Schlechte Stimmung: Lesen wir zu viele bad news?
In Deutschland wird viel gemeckert. Sehr viel sogar, aber geht es uns wirklich so schlecht? Oder lesen wir schlicht zu viele bad news? Uns bei ohfamoos fällt die schlechte Stimmung auf. Seit Jahren, aber momentan wieder ganz besonders. Dabei gucken wir genau hin – setzen jedoch bevorzugt und bewusst auf das Positive. Ist das blinde Hoffnungsträgerei? Oder kommt man gut gelaunt doch besser durchs Leben?
Vielleicht geht es Euch auch so: Ich lese morgens in ein paar Newsletter rein, z.B. den wirklich gut aufgemachten von Gabor Steingart – und bin bedient. Bevorzugt schreibt der bekannte Journalist, der lange beim Spiegel und Handelsblatt war, von den deutschen Wutbürgern. Oder betont die Schamlosigkeit der Politik. Fast täglich spießt Steingart den oder diesen Streit auf der politischen Bühne auf; begründet, wer und warum eigentlich vor allem eins ist: Zu schlecht um ein Amt auszuführen. Er beobachtet oft richtig, aber: Ganz oft bleibt auf der Strecke, was in diesem Land klappt, wer sich engagiert. Wo steht an prominenter Stelle, dass nicht nur mit Wut sondern mit Freude gearbeitet wird? Wo geht es mal bewusst darum, wie sehr sich Leute für ihre Mitmenschen einsetzen?

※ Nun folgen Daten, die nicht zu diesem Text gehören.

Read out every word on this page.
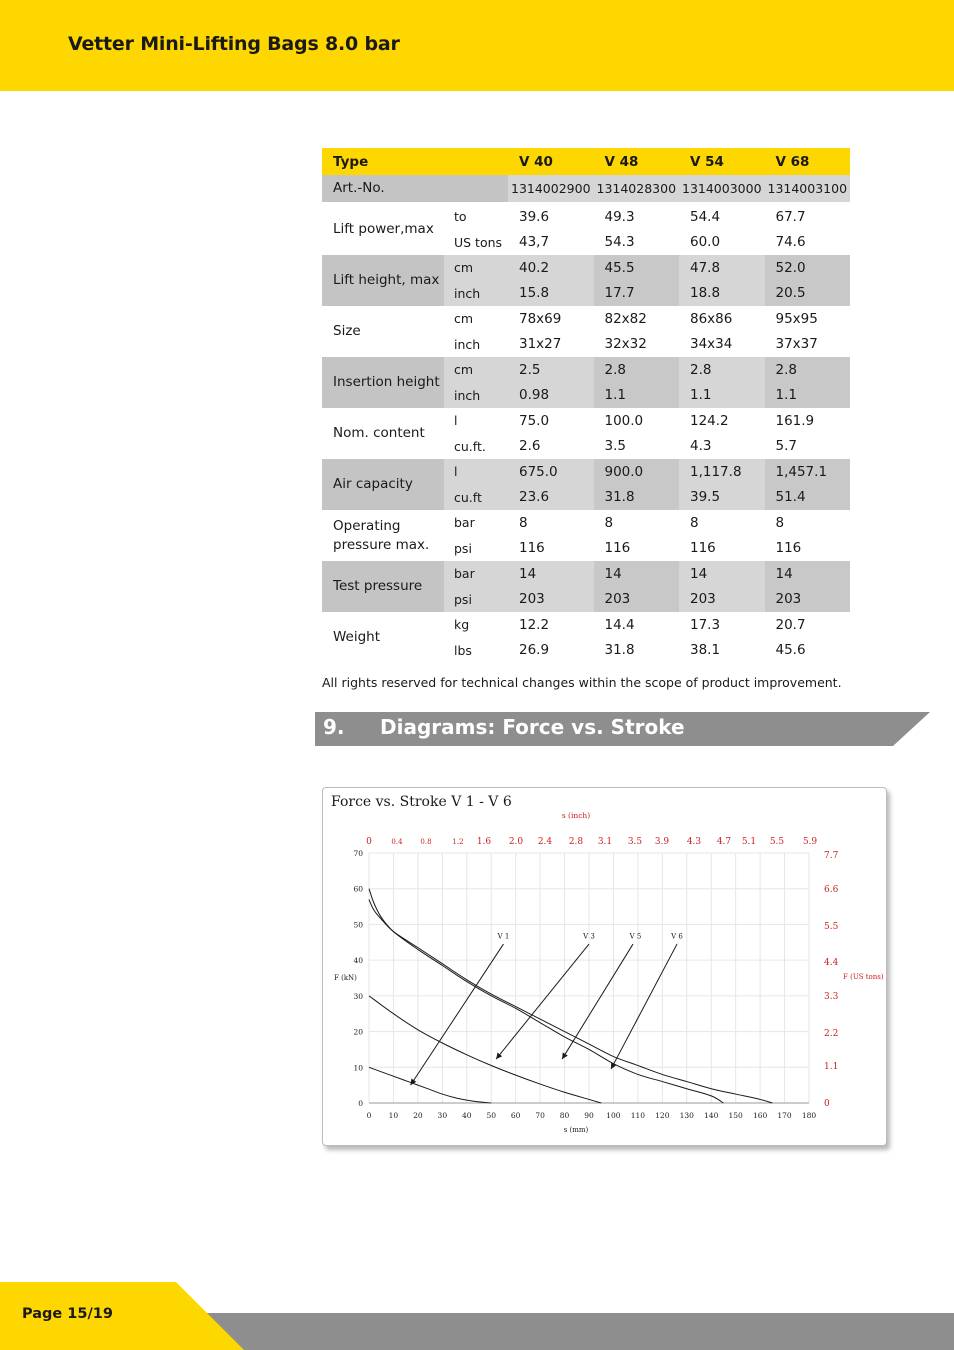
Vetter Mini-Lifting Bags 8.0 bar
Type		V 40	V 48	V 54	V 68
Art.-No.		1314002900	1314028300	1314003000	1314003100

Lift power,max	to	39.6	49.3	54.4	67.7
	US tons	43,7	54.3	60.0	74.6
Lift height, max	cm	40.2	45.5	47.8	52.0
	inch	15.8	17.7	18.8	20.5
Size	cm	78x69	82x82	86x86	95x95
	inch	31x27	32x32	34x34	37x37
Insertion height	cm	2.5	2.8	2.8	2.8
	inch	0.98	1.1	1.1	1.1
Nom. content	l	75.0	100.0	124.2	161.9
	cu.ft.	2.6	3.5	4.3	5.7
Air capacity	l	675.0	900.0	1,117.8	1,457.1
	cu.ft	23.6	31.8	39.5	51.4
Operating
pressure max.	bar	8	8	8	8
	psi	116	116	116	116
Test pressure	bar	14	14	14	14
	psi	203	203	203	203
Weight	kg	12.2	14.4	17.3	20.7
	lbs	26.9	31.8	38.1	45.6
All rights reserved for technical changes within the scope of product improvement.
9. Diagrams: Force vs. Stroke
Force vs. Stroke V 1 - V 6
s (inch)
0	0.4	0.8	1.2 1.6 2.0 2.4 2.8 3.1 3.5 3.9 4.3 4.7 5.1 5.5 5.9
0
10
20
30
40
50
60
70
F (kN)
0
1.1
2.2
3.3
4.4
5.5
6.6
7.7
F (US tons)
0 10 20 30 40 50 60 70 80 90 100 110 120 130 140 150 160 170 180
s (mm)
V 1	V 3	V 5	V 6
Page 15/19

Permanent schlechte Stimmung
Wo man in den klassischen Medien auch hinschaut: Permanentes Kritisieren, was alles schlecht läuft. Aber was bringt es, wenn Journalisten andere „runter“ schreiben? In erster Linie Verdruss. Und als Schlussfolgerung: Unser Land ist eigentlich nur schaurig. Und immer weniger Menschen denken darüber nach, in einem öffentlichen Amt Verantwortung zu übernehmen. Wer ist denn in dieser medialen Lage scharf darauf sich auf dieses Terrain zu wagen, wo man es ja ohnehin nie allen Recht machen kann?!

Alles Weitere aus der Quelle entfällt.